Comment choisir un partenaire nearshore : la checklist d'un CTO
Le site de n'importe quel prestataire nearshore dit la même chose : ingénieurs seniors, vetting rigoureux, livraison rapide, collaboration sans friction. Lisez-en trois à la suite et vous ne les distinguez plus. Alors, comment choisir vraiment ?
La réponse honnête, c'est que le tarif horaire affiché — le chiffre sur lequel presque tout le monde s'ancre — ne vous dit presque rien. Deux partenaires peuvent vous proposer un prix qui ne diffère que d'un dollar et livrer des résultats complètement différents, parce que le tarif ne met pas de prix sur ce qui décide vraiment si la collaboration fonctionne : qui emploie l'ingénieur, comment il a été évalué, dans combien de temps vous verrez de vraies personnes et ce qui se passe quand un recrutement ne colle pas. Réussissez ces quatre points et le tarif se règle tout seul.
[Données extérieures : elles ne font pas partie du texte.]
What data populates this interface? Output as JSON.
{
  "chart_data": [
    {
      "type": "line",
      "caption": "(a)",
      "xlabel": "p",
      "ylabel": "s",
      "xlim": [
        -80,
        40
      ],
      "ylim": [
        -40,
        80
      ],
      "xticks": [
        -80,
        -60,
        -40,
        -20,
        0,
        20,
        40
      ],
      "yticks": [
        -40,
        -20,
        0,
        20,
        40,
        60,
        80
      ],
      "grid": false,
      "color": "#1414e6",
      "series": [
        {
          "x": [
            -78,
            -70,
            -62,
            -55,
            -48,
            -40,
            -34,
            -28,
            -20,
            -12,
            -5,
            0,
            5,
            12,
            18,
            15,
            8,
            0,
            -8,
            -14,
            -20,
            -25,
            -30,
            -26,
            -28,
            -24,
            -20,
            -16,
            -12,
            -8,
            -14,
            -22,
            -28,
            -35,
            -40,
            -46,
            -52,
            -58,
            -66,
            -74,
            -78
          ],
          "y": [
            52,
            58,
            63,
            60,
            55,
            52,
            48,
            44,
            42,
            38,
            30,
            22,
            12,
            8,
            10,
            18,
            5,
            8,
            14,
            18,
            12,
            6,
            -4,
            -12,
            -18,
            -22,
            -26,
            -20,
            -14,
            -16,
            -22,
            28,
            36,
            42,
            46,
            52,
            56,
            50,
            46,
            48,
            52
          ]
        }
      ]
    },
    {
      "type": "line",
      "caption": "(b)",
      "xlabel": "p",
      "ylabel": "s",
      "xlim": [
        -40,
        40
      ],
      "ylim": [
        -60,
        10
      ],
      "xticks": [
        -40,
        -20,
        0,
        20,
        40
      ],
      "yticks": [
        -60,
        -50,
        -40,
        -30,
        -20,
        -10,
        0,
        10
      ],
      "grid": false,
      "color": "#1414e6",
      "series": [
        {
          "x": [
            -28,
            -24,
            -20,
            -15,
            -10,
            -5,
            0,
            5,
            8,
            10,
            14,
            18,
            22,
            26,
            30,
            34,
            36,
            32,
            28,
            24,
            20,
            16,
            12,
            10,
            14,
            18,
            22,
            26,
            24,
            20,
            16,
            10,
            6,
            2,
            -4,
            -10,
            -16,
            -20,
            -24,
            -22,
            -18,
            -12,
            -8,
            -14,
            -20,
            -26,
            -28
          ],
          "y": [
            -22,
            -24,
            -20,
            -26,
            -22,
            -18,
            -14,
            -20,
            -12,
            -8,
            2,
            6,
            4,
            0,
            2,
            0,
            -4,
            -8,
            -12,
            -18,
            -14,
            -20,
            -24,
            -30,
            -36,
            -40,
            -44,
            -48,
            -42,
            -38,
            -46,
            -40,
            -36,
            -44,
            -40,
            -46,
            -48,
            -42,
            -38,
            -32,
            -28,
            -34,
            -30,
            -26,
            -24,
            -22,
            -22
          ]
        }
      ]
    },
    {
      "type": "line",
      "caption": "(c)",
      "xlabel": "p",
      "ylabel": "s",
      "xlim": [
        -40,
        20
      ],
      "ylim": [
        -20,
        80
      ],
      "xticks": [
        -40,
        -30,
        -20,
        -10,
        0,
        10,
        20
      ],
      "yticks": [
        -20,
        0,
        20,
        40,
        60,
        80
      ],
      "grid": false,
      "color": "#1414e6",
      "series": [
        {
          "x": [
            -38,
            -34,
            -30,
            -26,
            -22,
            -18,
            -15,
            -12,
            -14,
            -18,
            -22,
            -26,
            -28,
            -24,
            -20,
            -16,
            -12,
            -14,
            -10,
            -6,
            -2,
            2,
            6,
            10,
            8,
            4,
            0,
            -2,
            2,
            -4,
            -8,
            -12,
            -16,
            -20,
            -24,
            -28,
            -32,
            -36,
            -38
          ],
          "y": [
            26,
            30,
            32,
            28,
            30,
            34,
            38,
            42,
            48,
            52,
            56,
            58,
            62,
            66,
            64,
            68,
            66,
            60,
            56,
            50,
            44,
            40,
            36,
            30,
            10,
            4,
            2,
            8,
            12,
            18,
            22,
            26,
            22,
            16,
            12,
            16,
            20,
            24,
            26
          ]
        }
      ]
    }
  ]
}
Voici la checklist que nous remettrions à un fondateur ou à un responsable d'ingénierie en train de comparer des partenaires. Posez chaque question à voix haute et demandez la réponse par écrit. Un partenaire sûr de son modèle vous expliquera tout sans broncher.
1. Qui emploie réellement l'ingénieur ?
C'est la première question parce que, sans faire de bruit, elle conditionne presque toutes les autres. Demandez-le directement : les ingénieurs sont-ils des salariés du partenaire lui-même, ou des indépendants recrutés via un marketplace ?
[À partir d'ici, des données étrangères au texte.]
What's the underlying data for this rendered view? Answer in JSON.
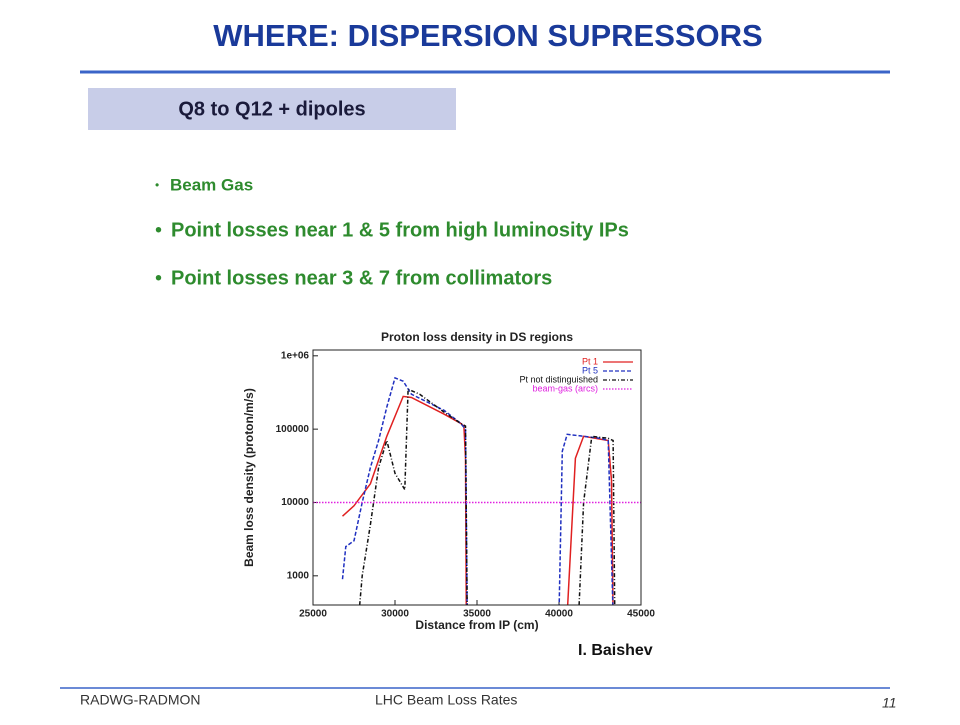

Aucune des deux options n'est mauvaise : ce sont des outils différents. Un marketplace vous donne de la portée et de l'optionnalité : un large vivier, facile à parcourir, pratique pour faire monter ou descendre une tâche courte. En contrepartie, les incitations de l'indépendant pointent vers l'extérieur, vers la prochaine mission, et la coordination, la continuité et le risque de rétention retombent sur vous. Un partenaire en emploi direct vous offre l'inverse : l'ingénieur est salarié, avec une seule partie responsable derrière lui, ce qui vous achète exclusivité et continuité, mais vous demande en échange un véritable engagement.
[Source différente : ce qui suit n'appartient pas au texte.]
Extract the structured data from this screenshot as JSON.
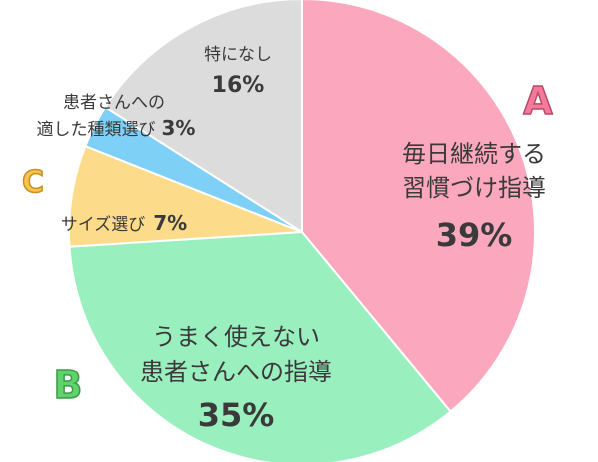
{
  "chart_data": {
    "type": "pie",
    "slices": [
      {
        "label_lines": [
          "毎日継続する",
          "習慣づけ指導"
        ],
        "value": 39,
        "percent_label": "39%",
        "color": "#fba8be",
        "badge": "A",
        "badge_color": "#f4799b"
      },
      {
        "label_lines": [
          "うまく使えない",
          "患者さんへの指導"
        ],
        "value": 35,
        "percent_label": "35%",
        "color": "#9aefbf",
        "badge": "B",
        "badge_color": "#5fd36b"
      },
      {
        "label_lines": [
          "サイズ選び"
        ],
        "value": 7,
        "percent_label": "7%",
        "color": "#fcdc8a",
        "badge": "C",
        "badge_color": "#f6c24b"
      },
      {
        "label_lines": [
          "患者さんへの",
          "適した種類選び"
        ],
        "value": 3,
        "percent_label": "3%",
        "color": "#7fd0f7"
      },
      {
        "label_lines": [
          "特になし"
        ],
        "value": 16,
        "percent_label": "16%",
        "color": "#dcdcdc"
      }
    ]
  }
}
Si vous couvrez une expérimentation de six semaines, un marketplace peut être exactement ce qu'il vous faut. Si vous montez une équipe produit que vous comptez garder, l'emploi direct est ce qui transforme « un développeur » en « votre développeur ». Pour comprendre comment ces modèles diffèrent en coulisses, voyez comment fonctionnent les agences de staffing nearshore. Conectia se place clairement du côté de l'emploi direct : les ingénieurs sont salariés, et non des indépendants d'un marketplace, si bien qu'une seule entreprise répond d'eux.
2. Qui pilote le vetting, et que teste-t-il ?
« Top 3 %. » « Top 1 %. » Presque chaque partenaire avance une version de cette affirmation, et elle est presque toujours autodéclarée et non auditée. Le pourcentage n'est pas le signal. Deux choses le sont :
Qui pilote l'évaluation. Un vetting mené par des ingénieurs en activité — des gens capables de lire un diagramme d'architecture et de juger du code de production — détecte ce qu'un filtrage assuré par un recruteur et un test de code automatisé ne verront jamais.
Ce qu'il évalue. En 2026, cette liste doit inclure une vraie maîtrise de l'IA : non pas « est-ce qu'ils utilisent Copilot », mais s'ils ont le discernement de savoir quand la sortie de l'IA a besoin d'être relue. Un ingénieur qui livre du code généré par IA sans le lire est un risque ; celui qui s'en sert comme d'un multiplicateur et en relit le résultat, c'est lui qu'il faut recruter.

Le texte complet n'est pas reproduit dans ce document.